Guida per investire in Perù

Una guida completa per investire in beni peruviani

C'è un vecchio proverbio peruviano, "A poco a poco, uno va lontano".

Gli investitori internazionali spesso liquidano l'economia del Perù a favore dei giganti del Sud America come il Brasile, ma in realtà i piccoli passi del paese hanno portato a una crescita robusta. Tra il dicembre 2010 e il 2015, le azioni peruviane hanno sovraperformato le azioni brasiliane di oltre il 10%, sebbene entrambi i paesi abbiano sofferto a causa dei bassi prezzi delle materie prime.

Economia in crescita del Perù

L'economia del Perù era principalmente controllata dallo stato fino agli anni '90, quando il governo di Alberto Fujimori pose fine ai controlli sui prezzi, rimosse le restrizioni sugli investimenti stranieri e vendette la maggior parte della proprietà statale in società private. Queste riforme hanno portato a una crescita economica sostenibile dal 1993, ad eccezione della crisi finanziaria asiatica del 1997.

Attualmente, l'economia del Perù è dominata dal settore dei servizi che rappresenta il 57% del suo prodotto interno lordo (PIL) seguito dalla quota del 26% del settore agricolo. Il paese è anche un famoso esportatore di rame, oro e zinco, con l'accordo di libero scambio degli Stati Uniti che ha contribuito ad aumentare significativamente il commercio da quando è stato introdotto nell'aprile del 2006.

La borsa del paese, la Bolsa de Valores de Lima (BVL), si trova nella capitale della nazione e ospita il popolare indice generale Bolsa de Valores (IGBVL) che replica la performance delle azioni più grandi e più attivamente negoziate.
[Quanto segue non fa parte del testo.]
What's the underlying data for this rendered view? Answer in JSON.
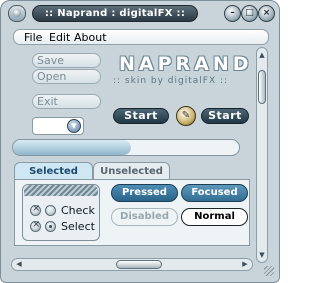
{
  "window": {
    "title": ":: Naprand : digitalFX ::",
    "controls": {
      "minimize": "–",
      "maximize": "□",
      "close": "×"
    }
  },
  "menu": {
    "file": "File",
    "edit": "Edit",
    "about": "About"
  },
  "side_buttons": {
    "save": "Save",
    "open": "Open",
    "exit": "Exit"
  },
  "logo": {
    "name": "NAPRAND",
    "subtitle": ":: skin by digitalFX ::"
  },
  "start_buttons": {
    "left": "Start",
    "right": "Start"
  },
  "combo": {
    "value": ""
  },
  "progress": {
    "fraction": 0.52
  },
  "tabs": {
    "selected": "Selected",
    "unselected": "Unselected"
  },
  "options": {
    "check": "Check",
    "select": "Select"
  },
  "state_buttons": {
    "pressed": "Pressed",
    "focused": "Focused",
    "disabled": "Disabled",
    "normal": "Normal"
  },
  "icons": {
    "system": "app-icon",
    "tool": "pencil-icon"
  }
}
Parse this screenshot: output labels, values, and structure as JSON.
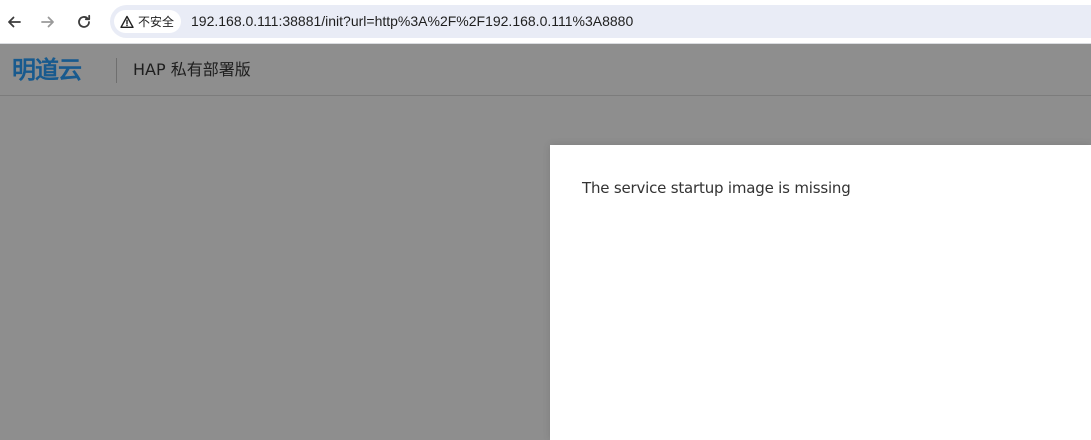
{
  "browser": {
    "back_icon": "arrow-left-icon",
    "forward_icon": "arrow-right-icon",
    "reload_icon": "reload-icon",
    "security_icon": "warning-triangle-icon",
    "security_label": "不安全",
    "url": "192.168.0.111:38881/init?url=http%3A%2F%2F192.168.0.111%3A8880"
  },
  "header": {
    "logo_text": "明道云",
    "product_name": "HAP 私有部署版"
  },
  "dialog": {
    "message": "The service startup image is missing"
  },
  "colors": {
    "logo": "#185a8e",
    "overlay": "#8e8e8e",
    "omnibox": "#e9ecf6"
  }
}
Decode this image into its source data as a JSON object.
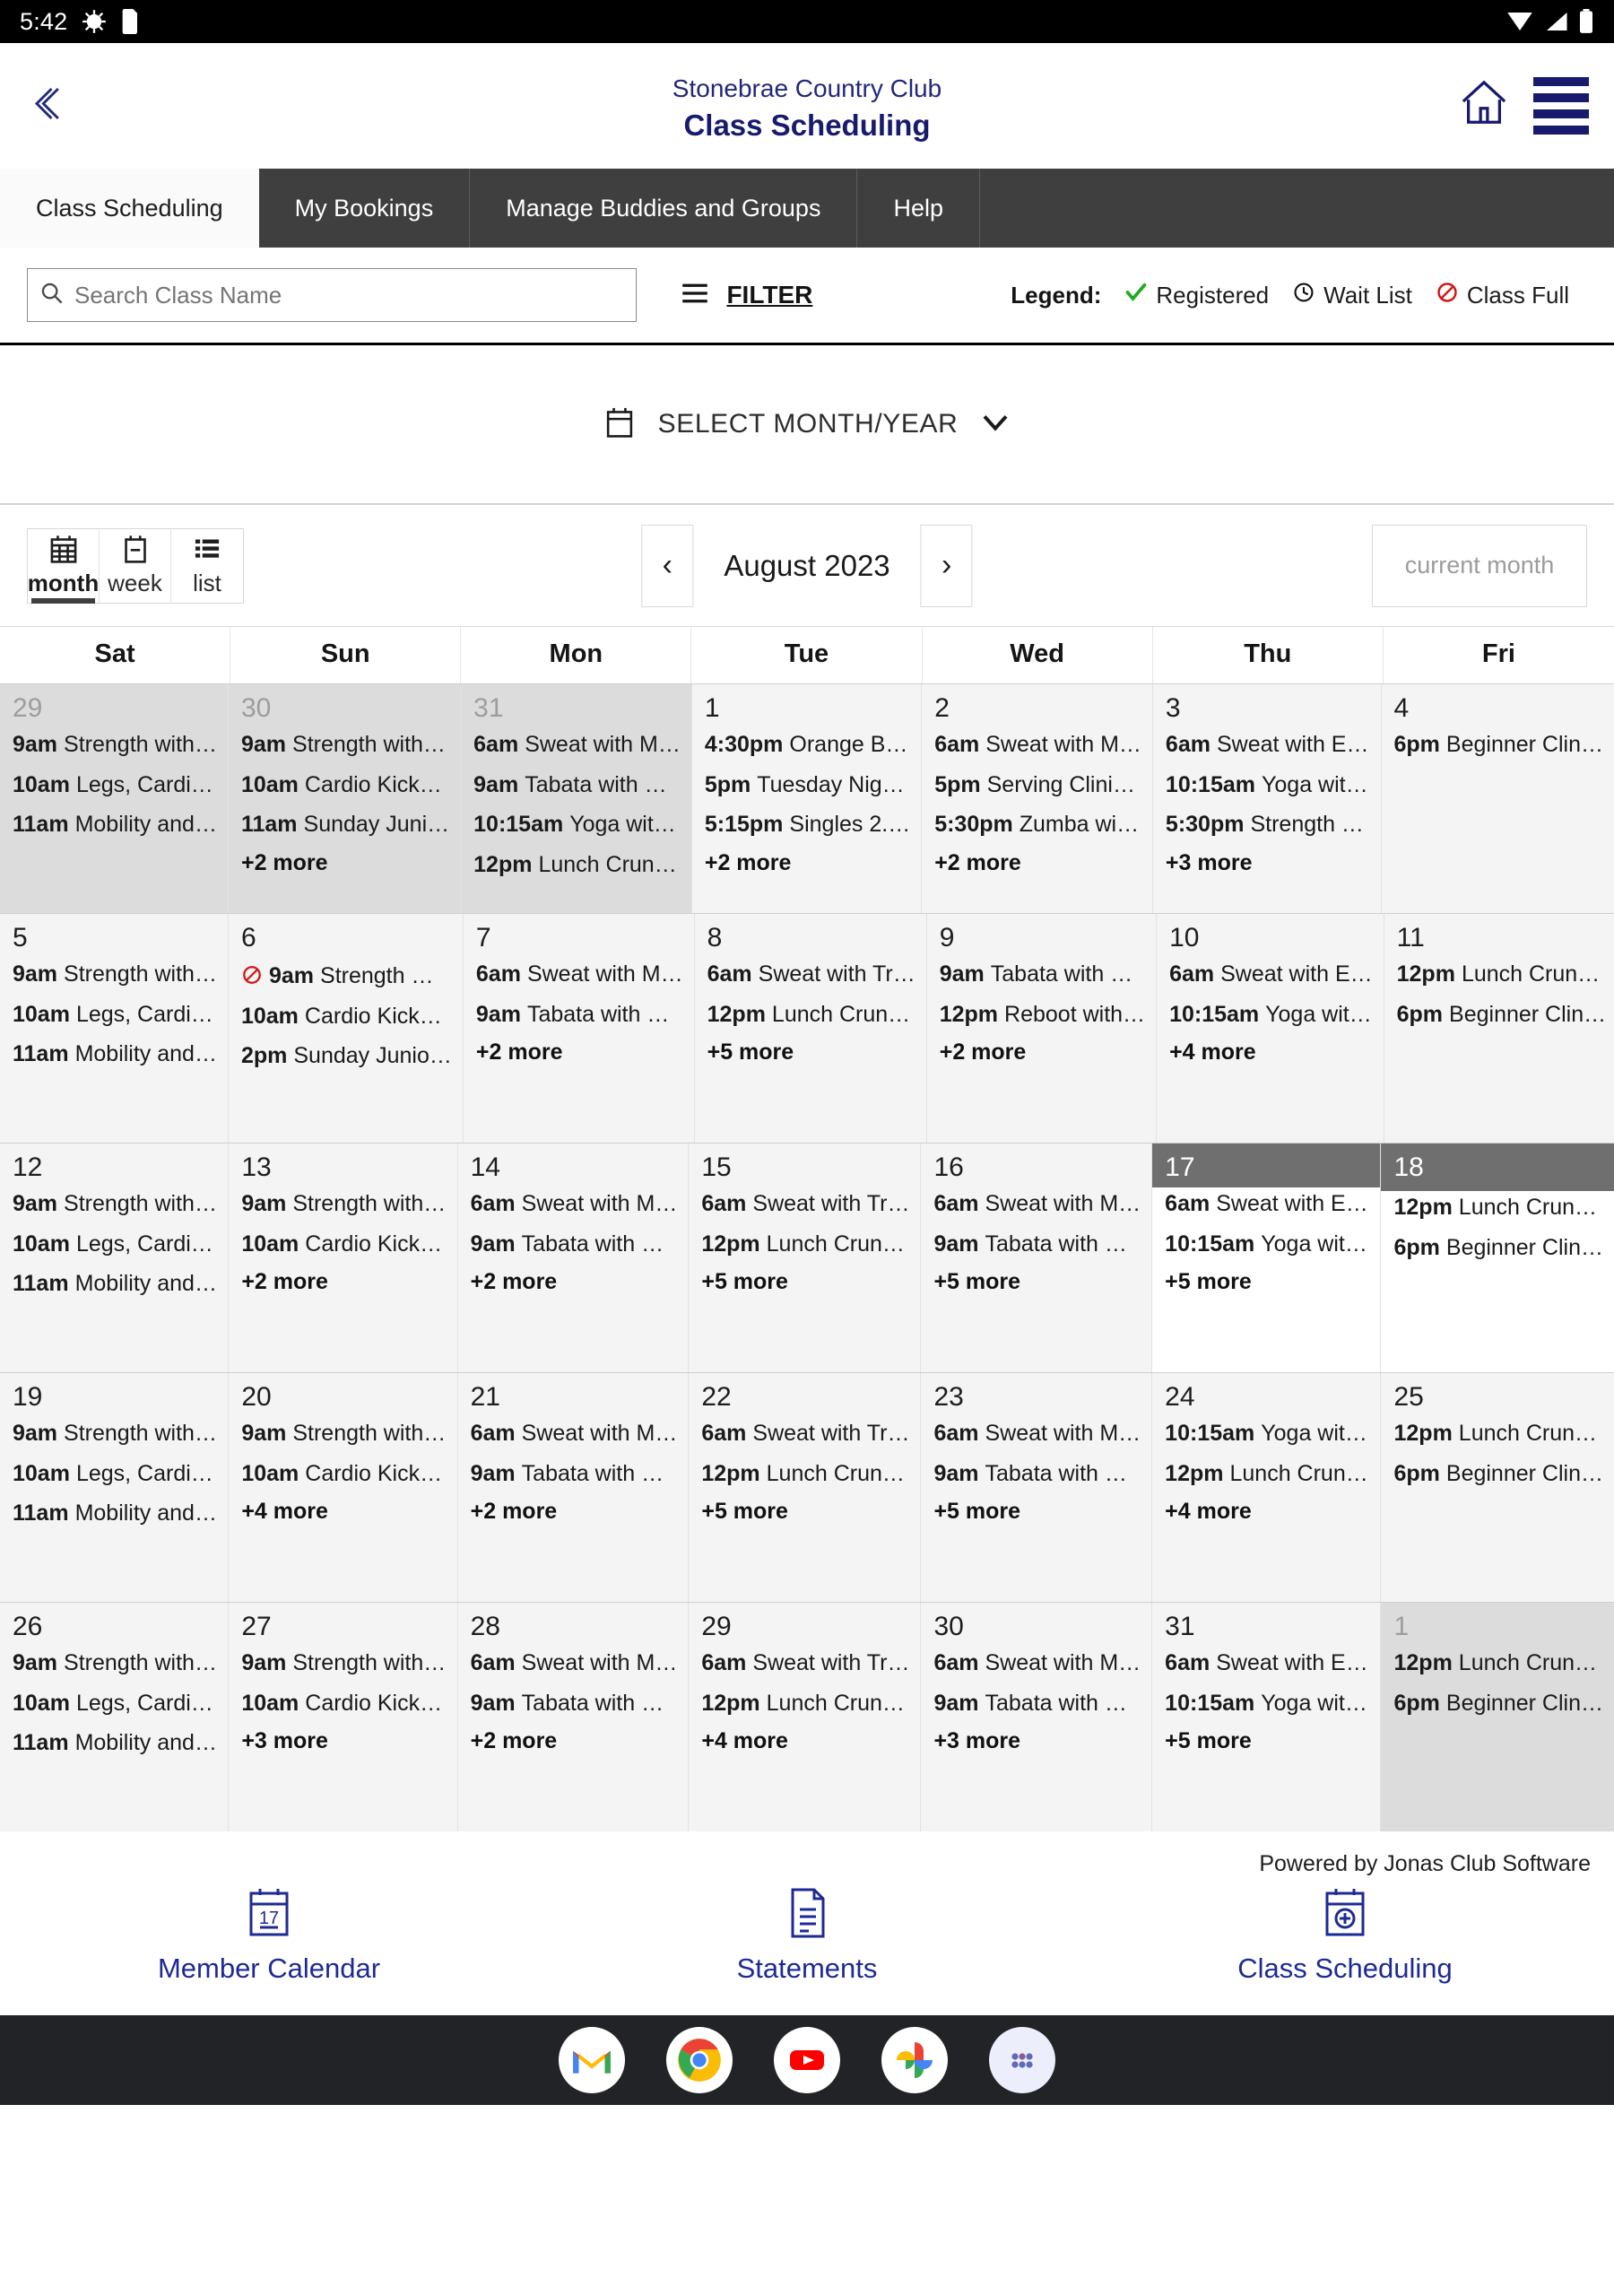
{
  "statusbar": {
    "time": "5:42",
    "icons": [
      "android-debug-icon",
      "sim-card-icon",
      "wifi-icon",
      "signal-icon",
      "battery-icon"
    ]
  },
  "header": {
    "club_name": "Stonebrae Country Club",
    "page_title": "Class Scheduling",
    "back_icon": "back-chevron-icon",
    "home_icon": "home-icon",
    "menu_icon": "hamburger-menu-icon",
    "brand_color": "#181a6e"
  },
  "tabs": [
    {
      "label": "Class Scheduling",
      "active": true
    },
    {
      "label": "My Bookings",
      "active": false
    },
    {
      "label": "Manage Buddies and Groups",
      "active": false
    },
    {
      "label": "Help",
      "active": false
    }
  ],
  "search": {
    "placeholder": "Search Class Name",
    "value": "",
    "icon": "search-icon"
  },
  "filter": {
    "label": "FILTER",
    "icon": "filter-icon"
  },
  "legend": {
    "title": "Legend:",
    "items": [
      {
        "label": "Registered",
        "icon": "check-icon",
        "color": "#22aa22"
      },
      {
        "label": "Wait List",
        "icon": "clock-icon",
        "color": "#111111"
      },
      {
        "label": "Class Full",
        "icon": "no-entry-icon",
        "color": "#d01818"
      }
    ]
  },
  "month_selector": {
    "label": "SELECT MONTH/YEAR",
    "calendar_icon": "calendar-icon",
    "chevron": "chevron-down-icon"
  },
  "calendar_toolbar": {
    "views": [
      {
        "label": "month",
        "icon": "calendar-month-icon",
        "active": true
      },
      {
        "label": "week",
        "icon": "calendar-week-icon",
        "active": false
      },
      {
        "label": "list",
        "icon": "list-icon",
        "active": false
      }
    ],
    "prev": "‹",
    "next": "›",
    "title": "August 2023",
    "current_month_label": "current month"
  },
  "calendar": {
    "day_headers": [
      "Sat",
      "Sun",
      "Mon",
      "Tue",
      "Wed",
      "Thu",
      "Fri"
    ],
    "weeks": [
      [
        {
          "num": "29",
          "other": true,
          "events": [
            {
              "time": "9am",
              "name": "Strength with…"
            },
            {
              "time": "10am",
              "name": "Legs, Cardi…"
            },
            {
              "time": "11am",
              "name": "Mobility and…"
            }
          ],
          "more": ""
        },
        {
          "num": "30",
          "other": true,
          "events": [
            {
              "time": "9am",
              "name": "Strength with…"
            },
            {
              "time": "10am",
              "name": "Cardio Kick…"
            },
            {
              "time": "11am",
              "name": "Sunday Juni…"
            }
          ],
          "more": "+2 more"
        },
        {
          "num": "31",
          "other": true,
          "events": [
            {
              "time": "6am",
              "name": "Sweat with M…"
            },
            {
              "time": "9am",
              "name": "Tabata with …"
            },
            {
              "time": "10:15am",
              "name": "Yoga wit…"
            },
            {
              "time": "12pm",
              "name": "Lunch Crun…"
            }
          ],
          "more": ""
        },
        {
          "num": "1",
          "other": false,
          "events": [
            {
              "time": "4:30pm",
              "name": "Orange B…"
            },
            {
              "time": "5pm",
              "name": "Tuesday Nig…"
            },
            {
              "time": "5:15pm",
              "name": "Singles 2.…"
            }
          ],
          "more": "+2 more"
        },
        {
          "num": "2",
          "other": false,
          "events": [
            {
              "time": "6am",
              "name": "Sweat with M…"
            },
            {
              "time": "5pm",
              "name": "Serving Clini…"
            },
            {
              "time": "5:30pm",
              "name": "Zumba wi…"
            }
          ],
          "more": "+2 more"
        },
        {
          "num": "3",
          "other": false,
          "events": [
            {
              "time": "6am",
              "name": "Sweat with E…"
            },
            {
              "time": "10:15am",
              "name": "Yoga wit…"
            },
            {
              "time": "5:30pm",
              "name": "Strength …"
            }
          ],
          "more": "+3 more"
        },
        {
          "num": "4",
          "other": false,
          "events": [
            {
              "time": "6pm",
              "name": "Beginner Clin…"
            }
          ],
          "more": ""
        }
      ],
      [
        {
          "num": "5",
          "other": false,
          "events": [
            {
              "time": "9am",
              "name": "Strength with…"
            },
            {
              "time": "10am",
              "name": "Legs, Cardi…"
            },
            {
              "time": "11am",
              "name": "Mobility and…"
            }
          ],
          "more": ""
        },
        {
          "num": "6",
          "other": false,
          "events": [
            {
              "time": "9am",
              "name": "Strength …",
              "status": "full"
            },
            {
              "time": "10am",
              "name": "Cardio Kick…"
            },
            {
              "time": "2pm",
              "name": "Sunday Junio…"
            }
          ],
          "more": ""
        },
        {
          "num": "7",
          "other": false,
          "events": [
            {
              "time": "6am",
              "name": "Sweat with M…"
            },
            {
              "time": "9am",
              "name": "Tabata with …"
            }
          ],
          "more": "+2 more"
        },
        {
          "num": "8",
          "other": false,
          "events": [
            {
              "time": "6am",
              "name": "Sweat with Tr…"
            },
            {
              "time": "12pm",
              "name": "Lunch Crun…"
            }
          ],
          "more": "+5 more"
        },
        {
          "num": "9",
          "other": false,
          "events": [
            {
              "time": "9am",
              "name": "Tabata with …"
            },
            {
              "time": "12pm",
              "name": "Reboot with…"
            }
          ],
          "more": "+2 more"
        },
        {
          "num": "10",
          "other": false,
          "events": [
            {
              "time": "6am",
              "name": "Sweat with E…"
            },
            {
              "time": "10:15am",
              "name": "Yoga wit…"
            }
          ],
          "more": "+4 more"
        },
        {
          "num": "11",
          "other": false,
          "events": [
            {
              "time": "12pm",
              "name": "Lunch Crun…"
            },
            {
              "time": "6pm",
              "name": "Beginner Clin…"
            }
          ],
          "more": ""
        }
      ],
      [
        {
          "num": "12",
          "other": false,
          "events": [
            {
              "time": "9am",
              "name": "Strength with…"
            },
            {
              "time": "10am",
              "name": "Legs, Cardi…"
            },
            {
              "time": "11am",
              "name": "Mobility and…"
            }
          ],
          "more": ""
        },
        {
          "num": "13",
          "other": false,
          "events": [
            {
              "time": "9am",
              "name": "Strength with…"
            },
            {
              "time": "10am",
              "name": "Cardio Kick…"
            }
          ],
          "more": "+2 more"
        },
        {
          "num": "14",
          "other": false,
          "events": [
            {
              "time": "6am",
              "name": "Sweat with M…"
            },
            {
              "time": "9am",
              "name": "Tabata with …"
            }
          ],
          "more": "+2 more"
        },
        {
          "num": "15",
          "other": false,
          "events": [
            {
              "time": "6am",
              "name": "Sweat with Tr…"
            },
            {
              "time": "12pm",
              "name": "Lunch Crun…"
            }
          ],
          "more": "+5 more"
        },
        {
          "num": "16",
          "other": false,
          "events": [
            {
              "time": "6am",
              "name": "Sweat with M…"
            },
            {
              "time": "9am",
              "name": "Tabata with …"
            }
          ],
          "more": "+5 more"
        },
        {
          "num": "17",
          "other": false,
          "today": true,
          "events": [
            {
              "time": "6am",
              "name": "Sweat with E…"
            },
            {
              "time": "10:15am",
              "name": "Yoga wit…"
            }
          ],
          "more": "+5 more"
        },
        {
          "num": "18",
          "other": false,
          "today_white": true,
          "events": [
            {
              "time": "12pm",
              "name": "Lunch Crun…"
            },
            {
              "time": "6pm",
              "name": "Beginner Clin…"
            }
          ],
          "more": ""
        }
      ],
      [
        {
          "num": "19",
          "other": false,
          "events": [
            {
              "time": "9am",
              "name": "Strength with…"
            },
            {
              "time": "10am",
              "name": "Legs, Cardi…"
            },
            {
              "time": "11am",
              "name": "Mobility and…"
            }
          ],
          "more": ""
        },
        {
          "num": "20",
          "other": false,
          "events": [
            {
              "time": "9am",
              "name": "Strength with…"
            },
            {
              "time": "10am",
              "name": "Cardio Kick…"
            }
          ],
          "more": "+4 more"
        },
        {
          "num": "21",
          "other": false,
          "events": [
            {
              "time": "6am",
              "name": "Sweat with M…"
            },
            {
              "time": "9am",
              "name": "Tabata with …"
            }
          ],
          "more": "+2 more"
        },
        {
          "num": "22",
          "other": false,
          "events": [
            {
              "time": "6am",
              "name": "Sweat with Tr…"
            },
            {
              "time": "12pm",
              "name": "Lunch Crun…"
            }
          ],
          "more": "+5 more"
        },
        {
          "num": "23",
          "other": false,
          "events": [
            {
              "time": "6am",
              "name": "Sweat with M…"
            },
            {
              "time": "9am",
              "name": "Tabata with …"
            }
          ],
          "more": "+5 more"
        },
        {
          "num": "24",
          "other": false,
          "events": [
            {
              "time": "10:15am",
              "name": "Yoga wit…"
            },
            {
              "time": "12pm",
              "name": "Lunch Crun…"
            }
          ],
          "more": "+4 more"
        },
        {
          "num": "25",
          "other": false,
          "events": [
            {
              "time": "12pm",
              "name": "Lunch Crun…"
            },
            {
              "time": "6pm",
              "name": "Beginner Clin…"
            }
          ],
          "more": ""
        }
      ],
      [
        {
          "num": "26",
          "other": false,
          "events": [
            {
              "time": "9am",
              "name": "Strength with…"
            },
            {
              "time": "10am",
              "name": "Legs, Cardi…"
            },
            {
              "time": "11am",
              "name": "Mobility and…"
            }
          ],
          "more": ""
        },
        {
          "num": "27",
          "other": false,
          "events": [
            {
              "time": "9am",
              "name": "Strength with…"
            },
            {
              "time": "10am",
              "name": "Cardio Kick…"
            }
          ],
          "more": "+3 more"
        },
        {
          "num": "28",
          "other": false,
          "events": [
            {
              "time": "6am",
              "name": "Sweat with M…"
            },
            {
              "time": "9am",
              "name": "Tabata with …"
            }
          ],
          "more": "+2 more"
        },
        {
          "num": "29",
          "other": false,
          "events": [
            {
              "time": "6am",
              "name": "Sweat with Tr…"
            },
            {
              "time": "12pm",
              "name": "Lunch Crun…"
            }
          ],
          "more": "+4 more"
        },
        {
          "num": "30",
          "other": false,
          "events": [
            {
              "time": "6am",
              "name": "Sweat with M…"
            },
            {
              "time": "9am",
              "name": "Tabata with …"
            }
          ],
          "more": "+3 more"
        },
        {
          "num": "31",
          "other": false,
          "events": [
            {
              "time": "6am",
              "name": "Sweat with E…"
            },
            {
              "time": "10:15am",
              "name": "Yoga wit…"
            }
          ],
          "more": "+5 more"
        },
        {
          "num": "1",
          "other": true,
          "events": [
            {
              "time": "12pm",
              "name": "Lunch Crun…"
            },
            {
              "time": "6pm",
              "name": "Beginner Clin…"
            }
          ],
          "more": ""
        }
      ]
    ]
  },
  "footer": {
    "powered_by": "Powered by Jonas Club Software",
    "items": [
      {
        "label": "Member Calendar",
        "icon": "calendar-17-icon",
        "badge": "17"
      },
      {
        "label": "Statements",
        "icon": "document-icon"
      },
      {
        "label": "Class Scheduling",
        "icon": "calendar-plus-icon"
      }
    ],
    "link_color": "#1e2a94"
  },
  "dock": {
    "apps": [
      "gmail-icon",
      "chrome-icon",
      "youtube-icon",
      "google-photos-icon",
      "app-drawer-icon"
    ]
  }
}
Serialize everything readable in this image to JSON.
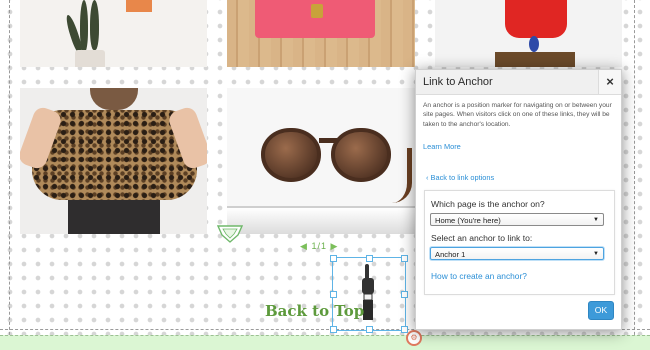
{
  "gallery": {
    "pager": {
      "prev_icon": "triangle-left",
      "label": "1/1",
      "next_icon": "triangle-right"
    }
  },
  "section": {
    "back_to_top": "Back to Top",
    "accent_color": "#5d9a3c"
  },
  "dialog": {
    "title": "Link to Anchor",
    "close_label": "×",
    "description": "An anchor is a position marker for navigating on or between your site pages. When visitors click on one of these links, they will be taken to the anchor's location.",
    "learn_more": "Learn More",
    "back_link": "Back to link options",
    "page_question": "Which page is the anchor on?",
    "page_select_value": "Home (You're here)",
    "anchor_question": "Select an anchor to link to:",
    "anchor_select_value": "Anchor 1",
    "how_to_link": "How to create an anchor?",
    "ok_label": "OK",
    "link_color": "#2b8fd6",
    "button_color": "#3d9ad9"
  }
}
In particolare, l'indice è fortemente ponderato nei confronti delle scorte minerarie, in quanto il settore rappresenta una grande porzione delle esportazioni.

Investire in Perù con ETF

I fondi negoziati in borsa (ETF) sono uno dei modi più semplici per gli investitori di ottenere esposizione all'economia del Perù. Questi fondi offrono un'ampia esposizione ai titoli peruviani in un unico titolo negoziato su una borsa americana, il che si traduce in una diversificazione immediata e nella facilità di accesso attraverso regolari conti di intermediazione, senza preoccuparsi delle questioni legali e fiscali straniere.

L'unico ETF peruviano negoziato negli Stati Uniti è l'iShares MSCI All Peru Capped Index Fund (EPU), che aveva circa $ 108 milioni di asset in gestione. L'ETF replica l'indice MSCI All Peru Capped, composto da 26 titoli azionari con un coefficiente di spesa dello 0,62%, a dicembre 2015.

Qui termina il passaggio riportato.